佐川は、いつものように廊下の花瓶の水を替えていた。
この家に来て、四年。
掃除、洗濯、結の世話、妻の調理補助。
仕事は多い。だが、苦ではない。
最初の頃は違った。
罵声。
冷たい視線。
「使えない」「遅い」「役立たず」と突き放す声。
それでも佐川は辞めなかった。
いや、辞められなかった。
辞める場所も、帰る家もなかったからだ。
だが今は違う。
奥様は静かな声で「ありがとう」と言う。
旦那様は多くを語らないが、佐川の働きを当然のように信頼している。
そして結は、無邪気に「さがわー」と抱きついてくる。
家族の一員。
そう呼ばれることに、まだ少し戸惑いながらも、佐川はその言葉を胸の奥で大切にしていた。
――その時。
ポケットの中で、スマートフォンが小さく震えた。
一瞬だけ、鼓動が遅れる。
差出人の名前を見た瞬間、時間が止まった。
高梨
かつて佐川家に三十年以上仕えていた執事。
没落の後、北海道で静かに暮らしていると聞いていた。
佐川は周囲を見回す。
リビングには誰もいない。

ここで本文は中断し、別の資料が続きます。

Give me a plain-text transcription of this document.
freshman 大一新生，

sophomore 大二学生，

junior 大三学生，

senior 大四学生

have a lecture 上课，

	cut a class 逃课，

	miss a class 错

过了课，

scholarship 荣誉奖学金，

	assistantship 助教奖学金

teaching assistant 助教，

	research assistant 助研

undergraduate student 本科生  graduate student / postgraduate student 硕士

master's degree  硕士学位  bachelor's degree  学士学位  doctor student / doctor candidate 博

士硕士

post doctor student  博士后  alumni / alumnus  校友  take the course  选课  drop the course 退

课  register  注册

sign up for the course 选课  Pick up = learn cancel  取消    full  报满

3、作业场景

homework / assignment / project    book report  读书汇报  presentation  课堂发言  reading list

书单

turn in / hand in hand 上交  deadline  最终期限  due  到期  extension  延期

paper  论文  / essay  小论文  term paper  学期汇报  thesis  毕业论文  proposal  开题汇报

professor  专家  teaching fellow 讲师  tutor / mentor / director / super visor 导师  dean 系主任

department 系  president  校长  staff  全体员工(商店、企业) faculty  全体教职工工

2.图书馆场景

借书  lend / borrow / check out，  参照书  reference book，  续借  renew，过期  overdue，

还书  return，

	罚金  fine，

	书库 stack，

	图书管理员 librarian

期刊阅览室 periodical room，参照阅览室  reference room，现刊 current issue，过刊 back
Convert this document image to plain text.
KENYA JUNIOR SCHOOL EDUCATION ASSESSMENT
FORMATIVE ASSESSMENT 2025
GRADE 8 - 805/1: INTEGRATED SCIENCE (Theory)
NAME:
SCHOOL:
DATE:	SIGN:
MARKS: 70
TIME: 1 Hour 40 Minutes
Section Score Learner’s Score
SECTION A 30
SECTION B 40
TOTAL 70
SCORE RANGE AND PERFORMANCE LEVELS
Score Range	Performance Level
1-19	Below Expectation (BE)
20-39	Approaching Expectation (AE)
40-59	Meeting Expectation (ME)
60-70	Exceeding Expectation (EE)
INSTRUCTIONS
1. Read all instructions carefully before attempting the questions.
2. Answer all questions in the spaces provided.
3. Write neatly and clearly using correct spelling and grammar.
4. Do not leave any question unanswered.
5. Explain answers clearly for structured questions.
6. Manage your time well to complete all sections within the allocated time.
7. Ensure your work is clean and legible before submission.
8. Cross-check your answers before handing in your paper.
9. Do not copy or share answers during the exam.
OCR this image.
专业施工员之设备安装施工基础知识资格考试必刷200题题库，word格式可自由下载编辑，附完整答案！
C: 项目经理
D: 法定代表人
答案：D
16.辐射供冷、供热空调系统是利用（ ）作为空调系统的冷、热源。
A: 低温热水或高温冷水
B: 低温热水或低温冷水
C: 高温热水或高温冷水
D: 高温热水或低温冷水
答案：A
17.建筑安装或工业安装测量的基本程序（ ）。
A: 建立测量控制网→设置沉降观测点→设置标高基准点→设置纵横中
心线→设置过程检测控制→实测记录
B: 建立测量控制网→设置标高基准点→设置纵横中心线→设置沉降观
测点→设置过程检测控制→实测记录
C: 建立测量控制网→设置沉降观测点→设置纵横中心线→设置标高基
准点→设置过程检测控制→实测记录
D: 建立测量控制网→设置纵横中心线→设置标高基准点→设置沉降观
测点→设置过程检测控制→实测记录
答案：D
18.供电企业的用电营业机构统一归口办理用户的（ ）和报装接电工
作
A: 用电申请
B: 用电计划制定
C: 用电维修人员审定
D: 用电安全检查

夫は仕事で外出、妻はキッチンで食事の支度、結は昼寝。
自室に入り、静かにドアを閉める。
深く息を吸い、メールを開いた。
⸻
奥様
ご無沙汰しております。
北海道で静かに暮らしておりますが、妻が入院いたしまして、日々見舞いに通っております。
そこで……思いがけない人物に再会いたしました。
元ご主人様でございます。
同じ病院に入院されているようでした。
声をかけようかとも思いましたが、過去の経緯を思い、控えました。
もし奥様がご希望でしたら、病院名をお伝えいたします。
⸻
視界が、わずかに揺れた。
元夫。
その言葉だけで、胸の奥に沈んでいた記憶が浮かび上がる。
豪奢だった屋敷。
華やかな宴。
そして――借金。
二億円。
保証人の印を押したあの日。
「すぐ返せる」「心配するな」と笑ったあの男。
やがて取り立て。
差し押さえ。
没落。
佐川家は崩れ落ち、彼女は金の借り先の家で使用人として働く立場になった。
それでも恨みだけで生きてきたわけではない。
生きるために、前を向くしかなかった。
スマートフォンを握る手に、じんわりと汗が滲む。
会いたいのか。
違う。
確かめたいのか。
それも違う。
ただ――終わっていない何かが、まだどこかにあるのだと知らされただけで、心がざわつく。
「……」
佐川は目を閉じる。
今の自分には、守るべき場所がある。
この家。
奥様。
旦那様。
結お嬢様。
ここでの四年間は、嘘ではない。
スマートフォンの画面をもう一度見つめる。
病院名を知るか。
知らないままでいるか。
指先が返信画面の上で止まる。
その時、遠くから結の寝返りの小さな声が聞こえた。
現実が、彼女を引き戻す。
佐川は、ゆっくりとスマートフォンを閉じた。
――この話は、まだ誰にも言わない。
奥様にも。
旦那様にも。
胸の奥に静かに沈めたまま、佐川は立ち上がる。
再び廊下へ出ると、最上階の窓から見える青空は、何事もないかのように広がっていた。
だが、佐川の中でだけ、
止まっていた時間が、わずかに軋み始めていた。